Garvey's black separatism led, naturally enough, to black capitalism. Businesses connected with the U.N.I.A. sprang up all across the country. They were usually small enterprises: grocery stores, laundries, and restaurants. Larger businesses included a printing house and a steamship line. The New York World, which was begun in 1918, was the only black daily in existence at that time. After its demise, Garvey began The Black Man, which was published monthly. Although most of these businesses only served to sink Negro roots deeper in American society, the purpose of the Black Star Steamship Line was, eventually, to provide a means of transportation for those who desired to return to Africa. The black middle class felt that Garvey was hurting its image. White politicians were nervous about the existence of such a large and potentially powerful organization, especially when it was led by a man like Garvey whom they could not understand. When the steamship line ran into financial trouble, many were convinced that Garvey had been defrauding the ignorant masses.
After a power struggle within the U.N.I.A., Eason, who had led the fight, was murdered in New Orleans. Two Garveyites were accused of the crime, and opposition to the movement grew even stronger. Finally, with the urging of middle-class Negroes, the government brought Garvey to trial for using the mails to defraud. He insisted on being his own lawyer, and he took great pleasure in harassing the witnesses and haranguing the jury. When he realized that this was undermining his own case, he began taking advice from a white lawyer. Nevertheless, he was fined $1,000 and given a sentence of up to five years in prison. In 1925, he was sent to the Atlanta Penitentiary. At that point, many of his opponents had second thoughts about his case and asked the government to reopen it. President Coolidge commuted the sentence, but as soon as he was released Garvey was again arrested and was deported as an undesirable alien.

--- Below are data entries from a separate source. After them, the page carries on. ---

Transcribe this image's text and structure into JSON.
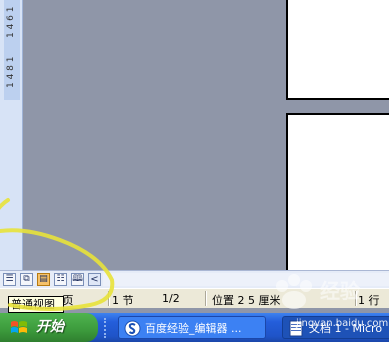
{
  "ruler": {
    "ticks": [
      "1 4 6 1",
      "1 4 8 1"
    ]
  },
  "view_buttons": [
    {
      "icon": "normal-view-icon",
      "glyph": "☰"
    },
    {
      "icon": "web-layout-icon",
      "glyph": "⧉"
    },
    {
      "icon": "print-layout-icon",
      "glyph": "▤"
    },
    {
      "icon": "outline-view-icon",
      "glyph": "☷"
    },
    {
      "icon": "reading-layout-icon",
      "glyph": "🕮"
    }
  ],
  "scroll_left_glyph": "<",
  "status": {
    "page": "1 页",
    "section": "1 节",
    "page_count": "1/2",
    "position": "位置 2 5 厘米",
    "line": "1 行"
  },
  "tooltip": "普通视图",
  "taskbar": {
    "start_label": "开始",
    "tasks": [
      {
        "label": "百度经验_编辑器 ...",
        "icon": "browser-icon"
      },
      {
        "label": "文档 1 - Micro",
        "icon": "word-document-icon"
      }
    ]
  },
  "watermark": "jingyan.baidu.com",
  "colors": {
    "highlight": "#e8e23a",
    "taskbar": "#245edb",
    "start": "#3c9a3c"
  }
}
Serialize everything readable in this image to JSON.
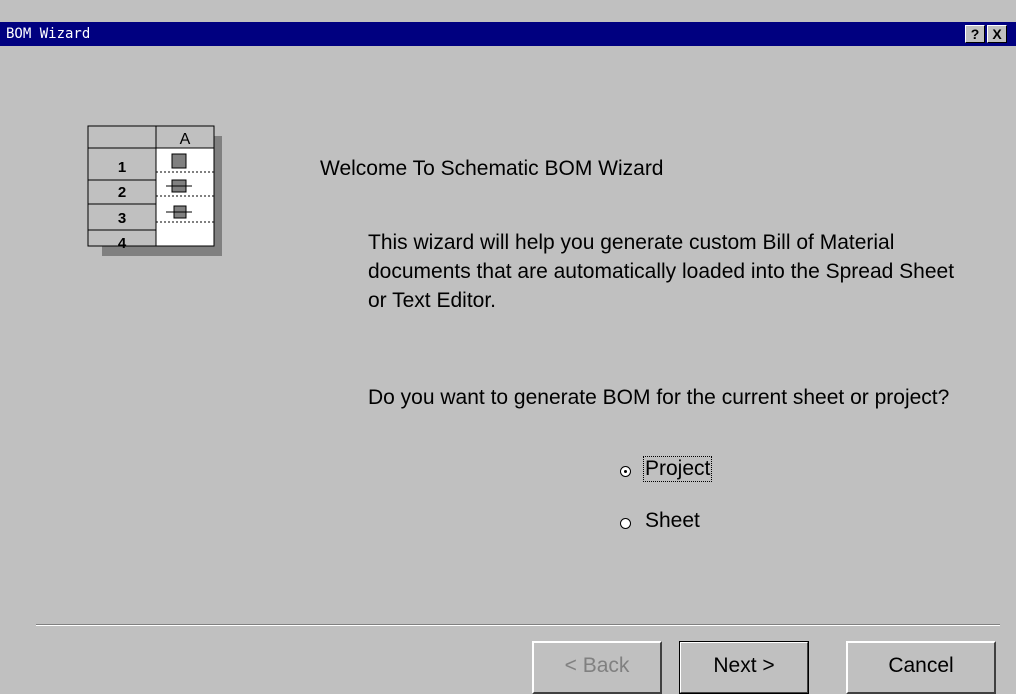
{
  "window": {
    "title": "BOM Wizard"
  },
  "titlebar_buttons": {
    "help": "?",
    "close": "X"
  },
  "icon": {
    "column_header": "A",
    "row_numbers": [
      "1",
      "2",
      "3",
      "4"
    ]
  },
  "content": {
    "welcome": "Welcome To Schematic BOM Wizard",
    "description": "This wizard will help you generate custom Bill of Material documents that are automatically loaded into the Spread Sheet or Text Editor.",
    "question": "Do you want to generate BOM for the current sheet or project?"
  },
  "options": [
    {
      "label": "Project",
      "selected": true
    },
    {
      "label": "Sheet",
      "selected": false
    }
  ],
  "buttons": {
    "back": "< Back",
    "next": "Next >",
    "cancel": "Cancel"
  }
}
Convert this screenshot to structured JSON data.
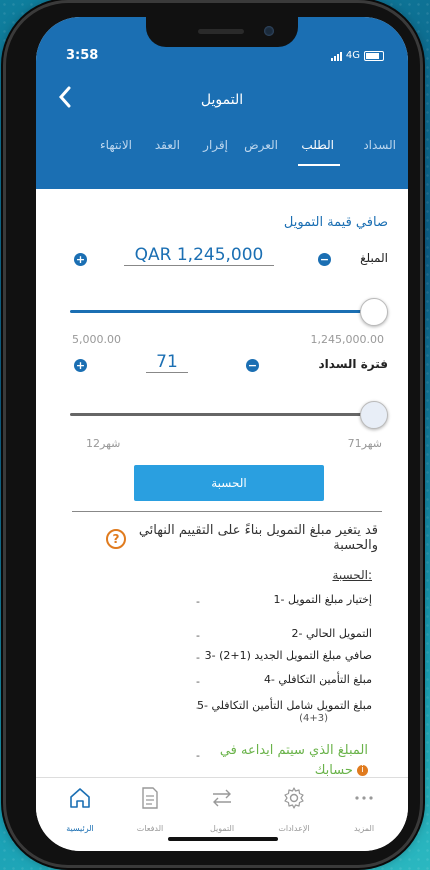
{
  "status": {
    "time": "3:58",
    "network": "4G"
  },
  "header": {
    "title": "التمويل"
  },
  "tabs": [
    "السداد",
    "الطلب",
    "العرض",
    "إقرار",
    "العقد",
    "الانتهاء"
  ],
  "active_tab": "الطلب",
  "financing": {
    "section_title": "صافي قيمة التمويل",
    "amount_label": "المبلغ",
    "amount_value": "QAR 1,245,000",
    "amount_min": "5,000.00",
    "amount_max": "1,245,000.00",
    "amount_level": 1.0,
    "period_label": "فترة السداد",
    "period_value": "71",
    "period_min": "12شهر",
    "period_max": "71شهر",
    "period_level": 1.0,
    "calc_button": "الحسبة"
  },
  "notice": "قد يتغير مبلغ التمويل بناءً على التقييم النهائي والحسبة",
  "calc": {
    "heading": "الحسبة:",
    "rows": [
      {
        "label": "1- إختيار مبلغ التمويل",
        "value": "-"
      },
      {
        "label": "2- التمويل الحالي",
        "value": "-"
      },
      {
        "label": "3- صافي مبلغ التمويل الجديد (1+2)",
        "value": "-"
      },
      {
        "label": "4- مبلغ التأمين التكافلي",
        "value": "-"
      },
      {
        "label": "5- مبلغ التمويل شامل التأمين التكافلي",
        "value": "-"
      }
    ],
    "row5_sub": "(4+3)",
    "deposit": "المبلغ الذي سيتم ايداعه في حسابك"
  },
  "bottom_nav": [
    {
      "label": "الرئيسية",
      "icon": "home-icon"
    },
    {
      "label": "الدفعات",
      "icon": "document-icon"
    },
    {
      "label": "التمويل",
      "icon": "transfer-icon"
    },
    {
      "label": "الإعدادات",
      "icon": "gear-icon"
    },
    {
      "label": "المزيد",
      "icon": "more-icon"
    }
  ],
  "colors": {
    "brand": "#1b6fb3",
    "accent_button": "#2a9fe0",
    "deposit_text": "#6ab34a",
    "warning": "#e07b1e"
  }
}
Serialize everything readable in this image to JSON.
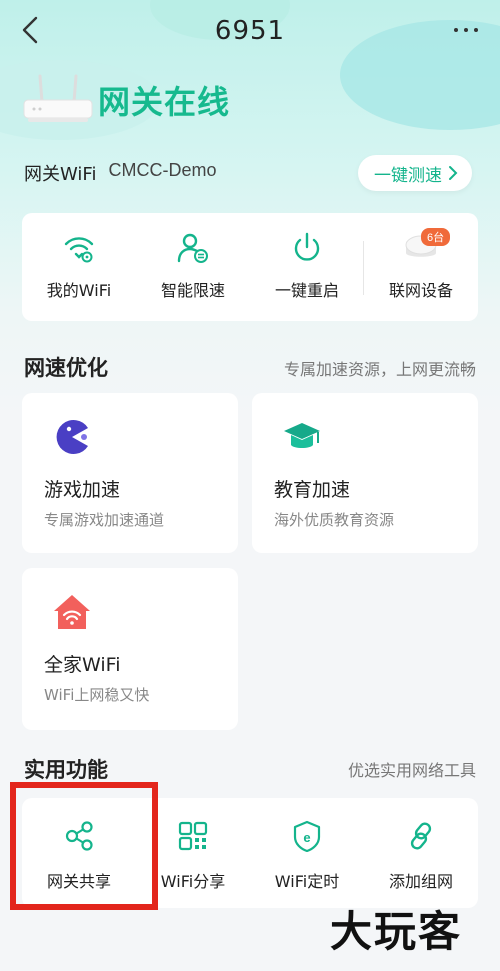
{
  "header": {
    "title": "6951"
  },
  "gateway": {
    "status": "网关在线",
    "wifi_label": "网关WiFi",
    "wifi_ssid": "CMCC-Demo",
    "speedtest_label": "一键测速"
  },
  "quick_actions": [
    {
      "label": "我的WiFi",
      "icon": "wifi-settings-icon"
    },
    {
      "label": "智能限速",
      "icon": "user-speed-limit-icon"
    },
    {
      "label": "一键重启",
      "icon": "power-icon"
    },
    {
      "label": "联网设备",
      "icon": "connected-devices-icon",
      "badge": "6台"
    }
  ],
  "speed_opt": {
    "title": "网速优化",
    "subtitle": "专属加速资源，上网更流畅",
    "cards": [
      {
        "title": "游戏加速",
        "sub": "专属游戏加速通道",
        "icon": "game-pacman-icon"
      },
      {
        "title": "教育加速",
        "sub": "海外优质教育资源",
        "icon": "graduation-cap-icon"
      },
      {
        "title": "全家WiFi",
        "sub": "WiFi上网稳又快",
        "icon": "home-wifi-icon"
      }
    ]
  },
  "tools": {
    "title": "实用功能",
    "subtitle": "优选实用网络工具",
    "items": [
      {
        "label": "网关共享",
        "icon": "share-icon"
      },
      {
        "label": "WiFi分享",
        "icon": "qr-code-icon"
      },
      {
        "label": "WiFi定时",
        "icon": "timer-e-icon"
      },
      {
        "label": "添加组网",
        "icon": "link-icon"
      }
    ]
  },
  "watermark": "大玩客",
  "colors": {
    "accent": "#16b98e",
    "highlight": "#e3261c",
    "badge": "#f06a3a"
  }
}
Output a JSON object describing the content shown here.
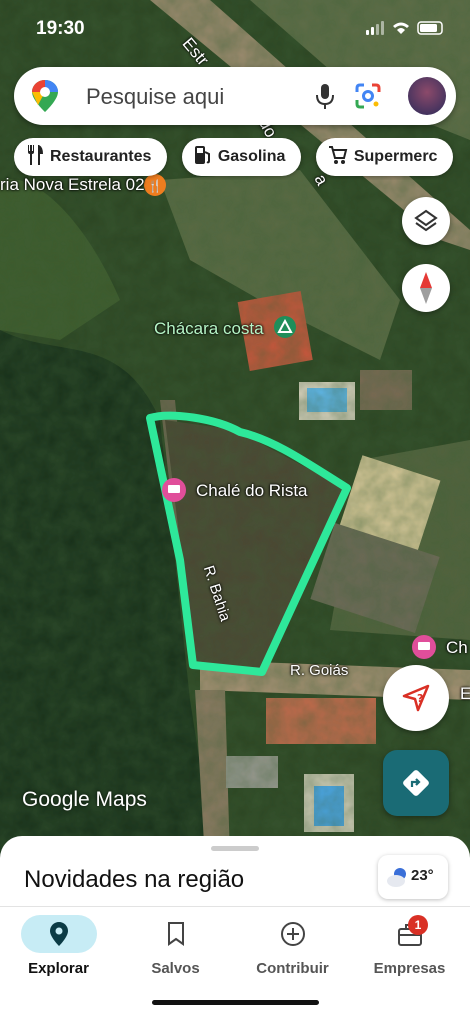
{
  "status_bar": {
    "time": "19:30"
  },
  "search": {
    "placeholder": "Pesquise aqui"
  },
  "chips": [
    {
      "label": "Restaurantes",
      "icon": "restaurant-icon"
    },
    {
      "label": "Gasolina",
      "icon": "gas-station-icon"
    },
    {
      "label": "Supermerc",
      "icon": "cart-icon"
    }
  ],
  "map": {
    "labels": {
      "road_top": "Estr",
      "road_top2": "do",
      "road_top3": "a",
      "place_top": "ria Nova Estrela 02",
      "chacara": "Chácara costa",
      "chale": "Chalé do Rista",
      "rua_bahia": "R. Bahia",
      "rua_goias": "R. Goiás",
      "right_place": "Ch",
      "right_place2": "E"
    },
    "attribution": "Google Maps",
    "boundary_color": "#2ee89a"
  },
  "bottom_sheet": {
    "title": "Novidades na região",
    "temperature": "23°"
  },
  "nav": {
    "items": [
      {
        "label": "Explorar",
        "icon": "explore-pin-icon",
        "active": true
      },
      {
        "label": "Salvos",
        "icon": "bookmark-icon"
      },
      {
        "label": "Contribuir",
        "icon": "add-circle-icon"
      },
      {
        "label": "Empresas",
        "icon": "business-icon",
        "badge": "1"
      }
    ]
  },
  "colors": {
    "accent": "#1a6b75",
    "active_pill": "#c7ecf5",
    "badge": "#d93025"
  }
}
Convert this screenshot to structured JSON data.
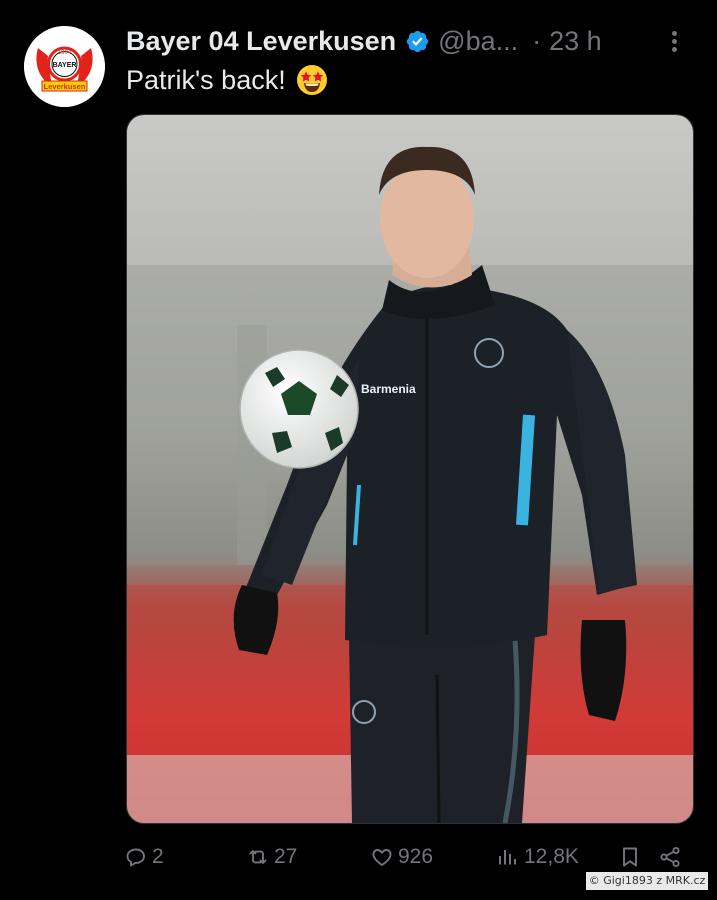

As the movement had been largely dependent on Garvey's magnetic personality, the organization began to dissolve as soon as he left the country. Garvey tried to establish a worldwide movement with its base in Jamaica, but a power fight for control with the New York leadership developed. The outbreak of the Second World War further diminished the influence of his organization. Garvey died in London in June, 1940.
Both James Weldon Johnson and W. E. B. DuBois claimed that emigration of blacks from America to Africa was merely a form of escapism. (Ironically DuBois's disillusionment drove him to Africa some thirty years later. ) Johnson argued that a small independent African nation would have to be dependent on Europe and America for capital. Therefore Garvey's program could not achieve the kind of freedom and equality which it claimed. Johnson maintained that it would still be subject to oppression from white imperialism. As such, the nation would only be an underdeveloped area dependent on external financing and continually subjected to economic exploitation. In foreign affairs it would always be small and weak, and it would have to depend on some stronger ally for its defense. It would only become a pawn for the great powers, all of which were white Europeans or Americans. Johnson claimed that a separate African nation would not provide the kind of power base which Garvey promised.
Although Garvey had, overnight, created the largest mass organization in Afro-American history, it crumbled almost as quickly as it had been built. The movement had been overly dependent on his personality. However, Garvey cannot be dismissed so easily. Although his movement disintegrated rapidly, the interest in black identity and black pride which he had sparked, lingered on. Lacking a structure within which to operate, it was not very obvious to the external observer. Nevertheless, his ideas have clearly provided the spawning ground from which more recent organizations have developed.
A. Philip Randolph: The Trumpet of Mobilization
The leadership style of A. Philip Randolph differed from that of Washington, DuBois, and Garvey. His interest in providing jobs and skills for the working class was akin to that of Washington. His aggressive outspoken manner was more like that of DuBois. While lacking the flamboyant style of Garvey, he was able to work among the ranks of the working class and gain their acceptance. He, too, has demonstrated considerable ability in mass organization. Like DuBois, he wanted to use black solidarity as a wedge with which to break through discrimination into a biracial society and not as an end in itself.
Asa Philip Randolph was born in Crescent City, Florida, in 1889. He was raised in a strict religious home. His father was a local minister but he also had to hold down another full-time job in order to support his family. Early in the century, Randolph moved north and attended City College in New York. During the First World War, Randolph, with Chandler Owen, edited The Messenger and made it into an outspoken vehicle for their own opinions. In its pages, they espoused a radical, American brand of democratic socialism. They supported the International Workers of the World, which many viewed as being alien and communistic, and they questioned the advisability of Negroes supporting the war effort. They were charged with undermining the national defense, and they spent some time in Jail. Both advocated a working-class solidarity of blacks and whites which would resist exploitation by capitalism. In their view, every nonunion man, black or white, was a potential scab and a potential threat to every union man, black or white. While the white and black dogs were fighting over the bone, they pointed out, the yellow capitalist dog ran off with it. The Messenger encouraged blacks to join unions, and it tried hard to persuade the unions to eliminate discrimination. The view they propagated was that unions could not afford to be based on the color line; instead they should be based on a class line.
Randolph and Owen attacked Samuel Gompers and the A. F. of L. for failing to be truly biracial. Randolph criticized DuBois and the N.A.A.C.P. for their lack of concern with the real day-to-day problems of the masses. He charged that the N.A.A.C.P. was led by people who were neither blacks nor workers, and that they were incapable, therefore, of articulating the needs of the masses. He argued that an organization for the welfare of the Irish would never be led by Jews. Therefore, he suggested that an organization for the welfare of Blacks should not be led by whites. He was especially critical of the gradualist, peaceful policy which DuBois appeared to support during the early years of the N.A.A.C.P. He questioned DuBois's professed stand against violence and revolution.